DIY or die
Brontez Purnell on making art that’s needed
The world would need to start turning twice as fast to keep up with Brontez Purnell. The Oakland-based artist takes the do-it-yourself ethos to a new, inspiring level, one where he continually creates bold work as an author, choreographer, zine-maker, musician and documentary filmmaker. Purnell has no problem pursuing new interests; when he sees a need somewhere, he sets out to fill it. It’s an approach to art that started with zinemaking as a teenager growing up in Triana, Ala.
“I was a punk kid,” Purnell said in a recent interview. “I was never the kid who wanted to go to the store and read Rolling Stone or Spin. I wanted to be my own editor; I wanted to create content. I wanted control over what I was reading, because no one was ever specifically speaking to me. I wanted to see a thing I wanted to make happen in the world.”
True to form, Purnell will be giving two performances featuring multiple disciplines when he comes to Chico this Saturday (March 30). The first event will be an afternoon reading of his new children’s book, The Nightlife of Jacuzzi Gaskett, at Blackbird, and the second will be an evening screening at 1078 Gallery of selections from Purnell’s documentary, Unstoppable Feat, The Dances of Ed Mock, plus a performance-art piece followed by a short Q&A session.
By 2002, Purnell had moved to Oakland, where he started playing in punk bands (including lively Kill Rock Stars electro-pop crew Gravy Train!!!!), lived in a warehouse with 20 other people, and collected writings for what eventually would become a new zine, Fag School, centered around sexual experiences—though that wasn’t the original intention. The underground classic nonetheless became a definitive voice on the matter, one that spoke openly and frankly about queer sexual encounters.
“I never set out to write about sex,” Purnell said. “I usually wrote about what was awkward about sex, or what went wrong, or the human aspect about sex.”

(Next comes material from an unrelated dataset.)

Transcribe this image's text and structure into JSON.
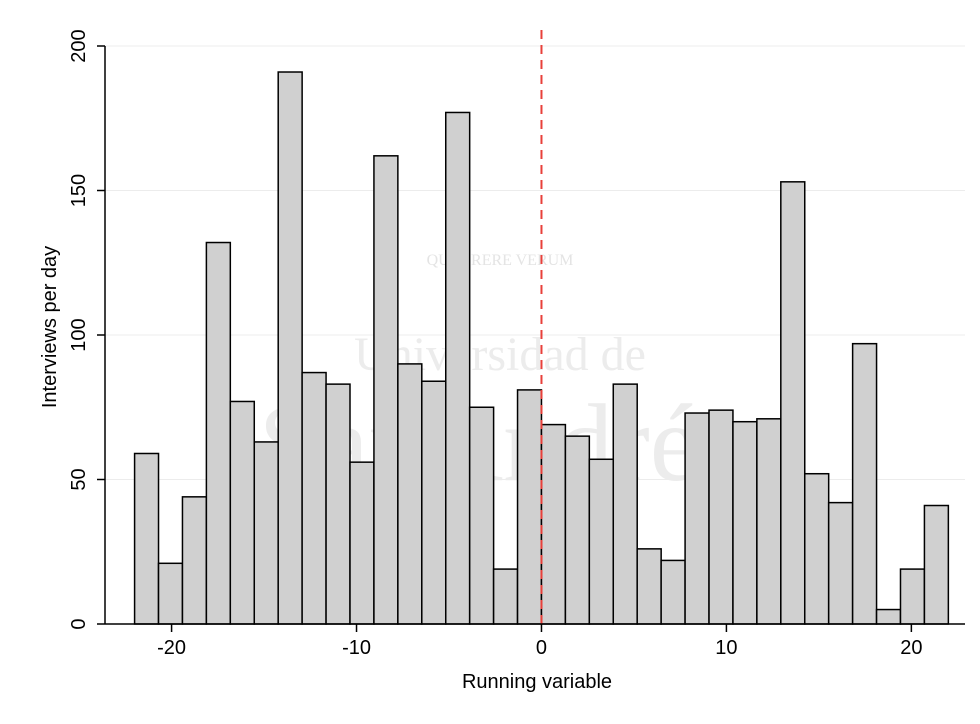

In the decade and a half that followed, Purnell continued to publish zines, comics and books as well as tour with punk bands, create documentaries, and even open the Brontez Purnell Dance Company. In 2017, he released the novel Since I Laid My Burden Down, after which Purnell received the 2018 Whiting Award in Fiction.
The fictional story follows DeShawn, a young man living in the punk-underground community in San Francisco, who finds himself returning to his small hometown in Alabama after his uncle dies. Upon his return, he’s confronted with a slew of relationships from past and present, left to navigate his place within each. The real-life parallels are clear, and on many levels for Purnell, intentionally autobiographical. He said the writing process was one of learning to tell a fictional story interwoven with his own “very intense vulnerability” and catharsis.
“It was a time in my life where I’d just gotten a grant, I was making a documentary, a lot of people in my life were dying or going away, and I wanted a focal point,” Purnell said. “I wanted to write a fictionalized book about loss.”
More recently, Purnell released Jacuzzi Gaskett, a story centered on a young boy caring for his sibling while his single parent is at work.
“I always wanted to see a story about a kid who maybe didn’t have the best circumstances, but you knew somehow that he was gonna be OK,” Purnell said. “I knew so many kids who grew up like Jacuzzi, but I didn’t see books about kids like Jacuzzi, so I thought it was an important thing to have.”